The score, recorded predominantly on analogue hardware, runs to eight hours but has an abiding “sonic unity”, suggests Leonard-Morgan. It’s supported by 12 in-game radio stations of exclusive, officially licensed material, featuring the likes of Run The Jewels, Grimes, ASAP Rocky and Gazelle Twin.
Keanu Reeves becomes Johnny Silverhand
Exploring these themes, Adamczyk explains how CDPR’s musical choices are intended to be both reflective of their individual framing of this cultural genre and reinforce the narrative scope.
"Cyberpunk music from the ‘80s and that retro-futurist take is still very optimistic in a way and this game is not that optimistic. Although very dark at times, things like Blade Runner still have a sense of fairytale. I guess one way of looking at the difference, the ‘80s is the Mötley Crüe decade and the 90s is the Nirvana decade. They’re still playing rock music but it’s a different take,” he says.
This context has a deeper connection to a specific character: Johnny Silverhand. In a title ripped with USPs, the presence of Keanu Reeves is certainly among Cyberpunk 2077’s biggest draws. As Silverhand, he fronts the fictional rock band SAMURAI, played within the storyline by Scandinavian hardcore punk act Refused. Described by Pitchfork as “the type of live band that would slice the top of your skull off”, they released the "brain-obliterating" album The Shape Of Punk To Come in 1998.
How did they get involved? “There were a lot of parallels. The Refused split up, like SAMURAI. They made similar music, certainly in our version of cyberpunk. In the original, Johnny is more like Joe Satriani or Steve Vai, he’s more like a prog rocker who can shred. Our version is basically a rhythm guitar player. Also, the rebellious attitude that the Refused had, especially on The Shape Of Punk To Come, they were really vocal politically, their songs had a lot of that sort of 90s attitude and they were a 90s band.
“The only thing that didn’t click was that they were Swedish and we had to be careful about putting the right stamp on it and getting the accent right for Johnny and particularly for Johnny played by Keanu Reeves,” comments Adamczyk. A central figure in the main campaign, Silverhand is a foul-mouthed phantom in trailers, part man, part machine, seemingly half alive, half dead. His presence, intangible though it remains, is one of the few constants in the development of Cyberpunk 2077, which was first announced in May, 2012.
Mike Pondsmith’s key Cyberpunk influence
“There was no brief at all,” confirms Przybyłowicz of CDPR’s original plan.
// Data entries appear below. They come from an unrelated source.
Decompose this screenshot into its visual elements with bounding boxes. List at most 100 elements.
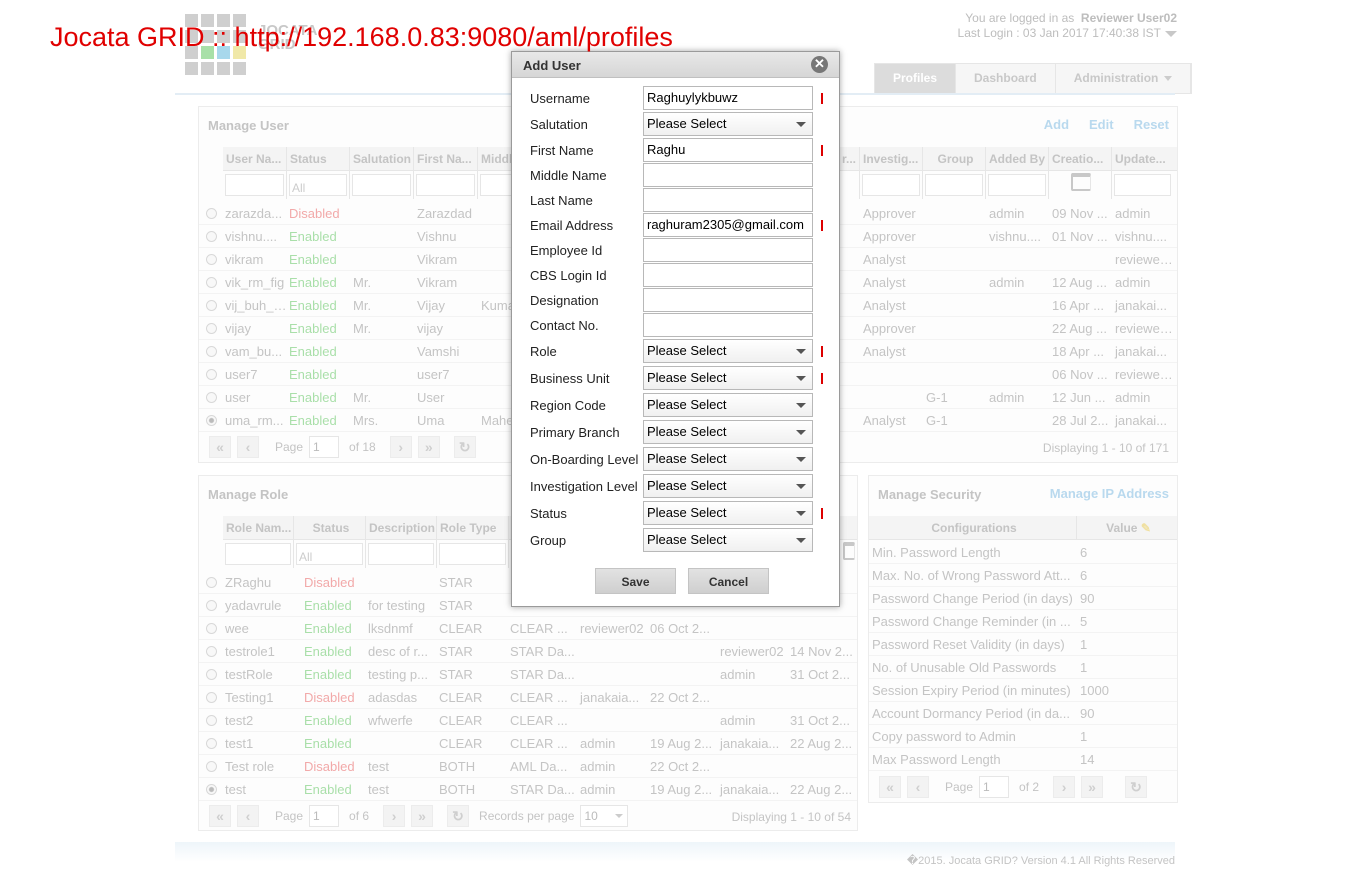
row-radio[interactable] (199, 686, 223, 708)
manage-ip-address-link[interactable]: Manage IP Address (1050, 486, 1169, 501)
col-added-by[interactable]: Added By (986, 147, 1049, 170)
col-group[interactable]: Group (923, 147, 986, 170)
table-row[interactable]: wee Enabled lksdnmf CLEAR CLEAR ... reviewer0… (199, 617, 857, 640)
first-page-icon[interactable]: « (209, 436, 231, 458)
username-filter[interactable] (225, 174, 284, 196)
pencil-icon[interactable]: ✎ (1141, 521, 1151, 535)
refresh-icon[interactable]: ↻ (447, 805, 470, 827)
last-page-icon[interactable]: » (1081, 776, 1104, 798)
last-name-input[interactable] (643, 188, 813, 212)
row-radio[interactable] (199, 271, 223, 293)
col-investigation[interactable]: Investig... (860, 147, 923, 170)
last-page-icon[interactable]: » (411, 805, 434, 827)
row-radio[interactable] (199, 571, 223, 593)
status-select[interactable]: Please Select (643, 501, 813, 525)
row-radio[interactable] (199, 317, 223, 339)
row-radio[interactable] (199, 386, 223, 408)
prev-page-icon[interactable]: ‹ (237, 436, 259, 458)
col-configurations[interactable]: Configurations (869, 516, 1077, 539)
col-role-status[interactable]: Status (294, 516, 366, 539)
chevron-down-icon[interactable] (1165, 30, 1177, 37)
region-code-select[interactable]: Please Select (643, 393, 813, 417)
records-per-page-select[interactable]: 10 (580, 805, 629, 827)
group-filter[interactable] (925, 174, 983, 196)
first-page-icon[interactable]: « (879, 776, 901, 798)
updated-filter[interactable] (1114, 174, 1171, 196)
row-radio[interactable] (199, 640, 223, 662)
role-type-filter[interactable] (439, 543, 506, 565)
table-row[interactable]: Min. Password Length 6 (869, 541, 1177, 564)
close-icon[interactable]: ✕ (811, 56, 828, 73)
add-user-link[interactable]: Add (1044, 117, 1069, 132)
col-username[interactable]: User Na... (223, 147, 287, 170)
addedby-filter[interactable] (988, 174, 1046, 196)
table-row[interactable]: test2 Enabled wfwerfe CLEAR CLEAR ... admin 31… (199, 709, 857, 732)
role-select[interactable]: Please Select (643, 339, 813, 363)
save-button[interactable]: Save (595, 568, 676, 594)
status-filter[interactable]: All (289, 174, 347, 196)
prev-page-icon[interactable]: ‹ (907, 776, 929, 798)
page-input[interactable]: 1 (309, 805, 340, 827)
table-row[interactable]: Max Password Length 14 (869, 748, 1177, 771)
table-row[interactable]: Testing1 Disabled adasdas CLEAR CLEAR ... jan… (199, 686, 857, 709)
tab-profiles[interactable]: Profiles (875, 64, 957, 93)
row-radio[interactable] (199, 294, 223, 316)
business-unit-select[interactable]: Please Select (643, 366, 813, 390)
row-radio[interactable] (199, 225, 223, 247)
col-description[interactable]: Description (366, 516, 437, 539)
col-role-type[interactable]: Role Type (437, 516, 509, 539)
row-radio[interactable] (199, 248, 223, 270)
row-radio[interactable] (199, 363, 223, 385)
tab-dashboard[interactable]: Dashboard (956, 64, 1056, 93)
row-radio[interactable] (199, 663, 223, 685)
col-role-name[interactable]: Role Nam... (223, 516, 294, 539)
primary-branch-select[interactable]: Please Select (643, 420, 813, 444)
next-page-icon[interactable]: › (389, 436, 412, 458)
page-input[interactable]: 1 (309, 436, 340, 458)
page-input[interactable]: 1 (979, 776, 1010, 798)
prev-page-icon[interactable]: ‹ (237, 805, 259, 827)
col-salutation[interactable]: Salutation (350, 147, 414, 170)
table-row[interactable]: Session Expiry Period (in minutes) 1000 (869, 679, 1177, 702)
role-name-filter[interactable] (225, 543, 291, 565)
description-filter[interactable] (368, 543, 434, 565)
reset-user-link[interactable]: Reset (1134, 117, 1169, 132)
table-row[interactable]: Test role Disabled test BOTH AML Da... admin 2… (199, 755, 857, 778)
salutation-filter[interactable] (352, 174, 411, 196)
table-row[interactable]: Account Dormancy Period (in da... 90 (869, 702, 1177, 725)
row-radio[interactable] (199, 778, 223, 800)
email-address-input[interactable]: raghuram2305@gmail.com (643, 213, 813, 237)
col-status[interactable]: Status (287, 147, 350, 170)
row-radio[interactable] (199, 755, 223, 777)
investigation-level-select[interactable]: Please Select (643, 474, 813, 498)
table-row[interactable]: test Enabled test BOTH STAR Da... admin 19 Aug… (199, 778, 857, 801)
next-page-icon[interactable]: › (1053, 776, 1076, 798)
calendar-icon[interactable] (1071, 173, 1091, 191)
cbs-login-id-input[interactable] (643, 263, 813, 287)
table-row[interactable]: No. of Unusable Old Passwords 1 (869, 656, 1177, 679)
firstname-filter[interactable] (416, 174, 475, 196)
tab-administration[interactable]: Administration (1056, 64, 1192, 93)
table-row[interactable]: Max. No. of Wrong Password Att... 6 (869, 564, 1177, 587)
table-row[interactable]: testRole Enabled testing p... STAR STAR Da..… (199, 663, 857, 686)
designation-input[interactable] (643, 288, 813, 312)
contact-no-input[interactable] (643, 313, 813, 337)
table-row[interactable]: Password Change Reminder (in ... 5 (869, 610, 1177, 633)
row-radio[interactable] (199, 409, 223, 431)
group-select[interactable]: Please Select (643, 528, 813, 552)
col-firstname[interactable]: First Na... (414, 147, 478, 170)
edit-user-link[interactable]: Edit (1089, 117, 1114, 132)
middle-filter[interactable] (480, 174, 515, 196)
refresh-icon[interactable]: ↻ (453, 436, 476, 458)
row-radio[interactable] (199, 594, 223, 616)
employee-id-input[interactable] (643, 238, 813, 262)
row-radio[interactable] (199, 732, 223, 754)
calendar-icon[interactable] (843, 542, 855, 560)
username-input[interactable]: Raghuylykbuwz (643, 86, 813, 110)
role-status-filter[interactable]: All (296, 543, 363, 565)
table-row[interactable]: testrole1 Enabled desc of r... STAR STAR Da.… (199, 640, 857, 663)
last-page-icon[interactable]: » (417, 436, 440, 458)
col-creation[interactable]: Creatio... (1049, 147, 1112, 170)
row-radio[interactable] (199, 709, 223, 731)
on-boarding-level-select[interactable]: Please Select (643, 447, 813, 471)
In an environment perhaps definitively described as “lowlife and high tech” by Bruce Sterling in the preface to Gibson’s Burning Chrome, one other thread remains noteworthy: the influence of Pondsmith’s Cyberpunk franchise, which mapped out many of the characters, locations and themes to be found in the fictitious Night City, a sprawling, mechanized metropolis of techno-shocked anarchy, situated in the Free State of Northern California.
“It’s still a source for everything we have done but it remains a source. There is a reason why the most recent pen and paper edition is called Cyberpunk 2020 and our game is called Cyberpunk 2077. This gap of 57 years has its purpose story-wise and because of that gap we also had to iterate on some concepts or musical ideas so that it would click together,” concludes Przybyłowicz. But how does it click together, exactly? The world is, finally, about to find out what the future looks and sounds like.
Cyberpunk 2077 releases December 10 for PC, Xbox One, PlayStation 4 and Stadia as well as being playable on Xbox Series X|S and PlayStation 5 consoles.